Maine voters repealed that state’s law months after lawmakers approved it in 2009. An effort in Rhode Island to approve gay marriage faces an uncertain future, despite a newly elected gay speaker of the house and a governor who support the measure.
Now, conservatives in the Republican-controlled State House in New Hampshire are looking to roll back the 2009 legislative vote. Yesterday, legislators heard testimony at a heavily attended hearing on two bills that would repeal same-sex marriage. The sponsors of the bills recommended that the House not act on them until next year, citing the need to focus on the economy. But Republican House leaders promised their support for repeal, and conservatives vowed to make gay marriage a major issue in the state’s first-in-the-nation primary.

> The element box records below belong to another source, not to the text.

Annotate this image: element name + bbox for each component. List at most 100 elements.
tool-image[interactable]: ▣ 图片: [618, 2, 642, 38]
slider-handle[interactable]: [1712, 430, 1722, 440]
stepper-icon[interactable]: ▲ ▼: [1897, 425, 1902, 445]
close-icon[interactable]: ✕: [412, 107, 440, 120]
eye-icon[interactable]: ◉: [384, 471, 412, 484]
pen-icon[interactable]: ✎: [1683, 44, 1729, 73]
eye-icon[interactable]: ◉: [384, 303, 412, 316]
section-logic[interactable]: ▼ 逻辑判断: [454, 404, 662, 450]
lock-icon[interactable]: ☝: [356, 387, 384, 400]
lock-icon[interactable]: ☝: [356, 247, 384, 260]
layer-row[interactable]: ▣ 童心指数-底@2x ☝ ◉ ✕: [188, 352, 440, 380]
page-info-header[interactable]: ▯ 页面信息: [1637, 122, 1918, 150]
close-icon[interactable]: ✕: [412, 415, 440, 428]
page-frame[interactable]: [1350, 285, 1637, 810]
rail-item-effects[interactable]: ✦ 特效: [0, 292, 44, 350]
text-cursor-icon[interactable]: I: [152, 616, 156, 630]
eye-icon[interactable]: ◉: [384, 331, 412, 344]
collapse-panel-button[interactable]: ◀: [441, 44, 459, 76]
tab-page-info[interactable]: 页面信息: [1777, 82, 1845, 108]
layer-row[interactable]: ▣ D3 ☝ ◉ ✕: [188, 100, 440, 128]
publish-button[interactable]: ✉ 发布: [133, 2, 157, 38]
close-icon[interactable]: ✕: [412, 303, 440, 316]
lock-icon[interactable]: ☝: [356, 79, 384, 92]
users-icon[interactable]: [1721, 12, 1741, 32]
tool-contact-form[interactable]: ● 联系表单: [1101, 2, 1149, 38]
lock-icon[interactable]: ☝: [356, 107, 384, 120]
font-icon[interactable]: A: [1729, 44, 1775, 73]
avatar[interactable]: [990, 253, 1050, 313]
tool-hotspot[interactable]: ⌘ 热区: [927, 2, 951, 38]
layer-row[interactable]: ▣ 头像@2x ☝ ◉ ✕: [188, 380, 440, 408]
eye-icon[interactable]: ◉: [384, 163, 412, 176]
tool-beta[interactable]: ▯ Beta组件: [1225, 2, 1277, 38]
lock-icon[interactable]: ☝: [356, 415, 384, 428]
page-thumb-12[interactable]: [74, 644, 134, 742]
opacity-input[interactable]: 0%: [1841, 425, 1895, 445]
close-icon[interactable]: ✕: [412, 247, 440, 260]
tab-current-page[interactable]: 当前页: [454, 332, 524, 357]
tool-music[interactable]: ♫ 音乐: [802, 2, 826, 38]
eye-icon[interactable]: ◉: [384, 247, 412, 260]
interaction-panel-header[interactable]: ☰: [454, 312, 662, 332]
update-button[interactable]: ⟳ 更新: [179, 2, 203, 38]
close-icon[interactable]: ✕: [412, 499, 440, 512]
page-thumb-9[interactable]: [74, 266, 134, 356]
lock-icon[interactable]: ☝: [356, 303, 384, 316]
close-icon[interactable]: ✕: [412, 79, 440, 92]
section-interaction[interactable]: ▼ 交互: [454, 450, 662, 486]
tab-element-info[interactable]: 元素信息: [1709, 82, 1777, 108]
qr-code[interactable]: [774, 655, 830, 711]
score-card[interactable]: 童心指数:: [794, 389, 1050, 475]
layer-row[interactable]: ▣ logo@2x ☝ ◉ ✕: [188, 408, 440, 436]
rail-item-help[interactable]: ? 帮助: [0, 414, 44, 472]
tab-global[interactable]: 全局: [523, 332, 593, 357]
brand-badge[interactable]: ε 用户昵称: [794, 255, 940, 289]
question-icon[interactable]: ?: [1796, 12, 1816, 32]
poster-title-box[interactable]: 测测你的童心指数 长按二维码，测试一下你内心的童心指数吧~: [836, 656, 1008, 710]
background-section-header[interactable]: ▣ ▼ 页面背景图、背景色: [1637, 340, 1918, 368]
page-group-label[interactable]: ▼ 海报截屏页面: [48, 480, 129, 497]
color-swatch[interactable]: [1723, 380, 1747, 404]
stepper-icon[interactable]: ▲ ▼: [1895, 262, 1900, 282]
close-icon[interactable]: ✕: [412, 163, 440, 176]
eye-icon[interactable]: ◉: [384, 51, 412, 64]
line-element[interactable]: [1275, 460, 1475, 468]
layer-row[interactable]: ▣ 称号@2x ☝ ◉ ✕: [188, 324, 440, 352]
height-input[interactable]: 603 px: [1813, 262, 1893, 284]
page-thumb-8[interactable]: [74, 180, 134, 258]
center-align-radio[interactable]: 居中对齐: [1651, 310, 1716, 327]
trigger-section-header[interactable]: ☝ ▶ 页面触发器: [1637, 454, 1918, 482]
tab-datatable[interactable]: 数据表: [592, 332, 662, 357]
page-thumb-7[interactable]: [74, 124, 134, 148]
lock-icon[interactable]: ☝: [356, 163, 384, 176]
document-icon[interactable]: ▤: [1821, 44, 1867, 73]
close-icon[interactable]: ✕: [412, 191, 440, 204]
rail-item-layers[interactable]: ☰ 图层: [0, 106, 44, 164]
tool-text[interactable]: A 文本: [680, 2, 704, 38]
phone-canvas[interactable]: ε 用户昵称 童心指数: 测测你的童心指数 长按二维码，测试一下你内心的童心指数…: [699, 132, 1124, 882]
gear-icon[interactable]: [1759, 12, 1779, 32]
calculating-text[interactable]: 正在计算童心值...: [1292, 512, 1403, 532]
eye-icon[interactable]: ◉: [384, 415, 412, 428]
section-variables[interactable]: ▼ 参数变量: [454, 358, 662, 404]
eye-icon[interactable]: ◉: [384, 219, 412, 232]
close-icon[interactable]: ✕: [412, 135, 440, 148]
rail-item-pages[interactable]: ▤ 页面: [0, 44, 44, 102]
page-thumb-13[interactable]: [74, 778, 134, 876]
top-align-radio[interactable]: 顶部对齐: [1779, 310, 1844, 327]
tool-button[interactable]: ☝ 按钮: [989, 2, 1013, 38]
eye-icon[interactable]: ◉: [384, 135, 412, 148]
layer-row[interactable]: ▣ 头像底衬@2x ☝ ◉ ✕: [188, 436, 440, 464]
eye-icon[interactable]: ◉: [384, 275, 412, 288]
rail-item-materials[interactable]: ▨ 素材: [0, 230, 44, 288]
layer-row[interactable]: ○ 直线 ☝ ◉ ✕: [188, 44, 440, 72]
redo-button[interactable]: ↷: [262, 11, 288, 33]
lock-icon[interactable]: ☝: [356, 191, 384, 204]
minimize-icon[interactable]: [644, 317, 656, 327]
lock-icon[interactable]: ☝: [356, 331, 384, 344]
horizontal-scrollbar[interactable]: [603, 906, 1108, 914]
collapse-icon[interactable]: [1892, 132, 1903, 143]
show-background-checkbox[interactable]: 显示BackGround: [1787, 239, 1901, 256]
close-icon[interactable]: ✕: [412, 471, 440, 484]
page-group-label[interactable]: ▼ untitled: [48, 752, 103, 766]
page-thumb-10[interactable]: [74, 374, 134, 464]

“We will have a pledge sheet for candidates saying whether they support marriage being only between a man and a woman,’’ said Kevin Smith, executive director of Cornerstone Action, a conservative think tank based in New Hampshire. “We will ask all the candidates to sign that pledge, and I think it will most certainly make news if some of them won’t.’’
Some opponents said that Massachusetts, which in 2004 became the first state in the country to legalize same-sex marriage, stands as an example of the problems gay marriage can create.
Same-sex marriage “has deeply impacted what is taught in schools’’ in Massachusetts, said state Senator Fenton Groen, a Republican.
The hearing went late into the day, with hundreds set to testify. Some read Bible passages or poetry, amid occasional eruptions of applause and hoots. Supporters of gay marriage far outnumbered opponents, but opponents said they were intent in overturning the law.
“It’s imperative that government only promote the best, most ideal household arrangements,’’ said state Senator Raymond White, a Republican.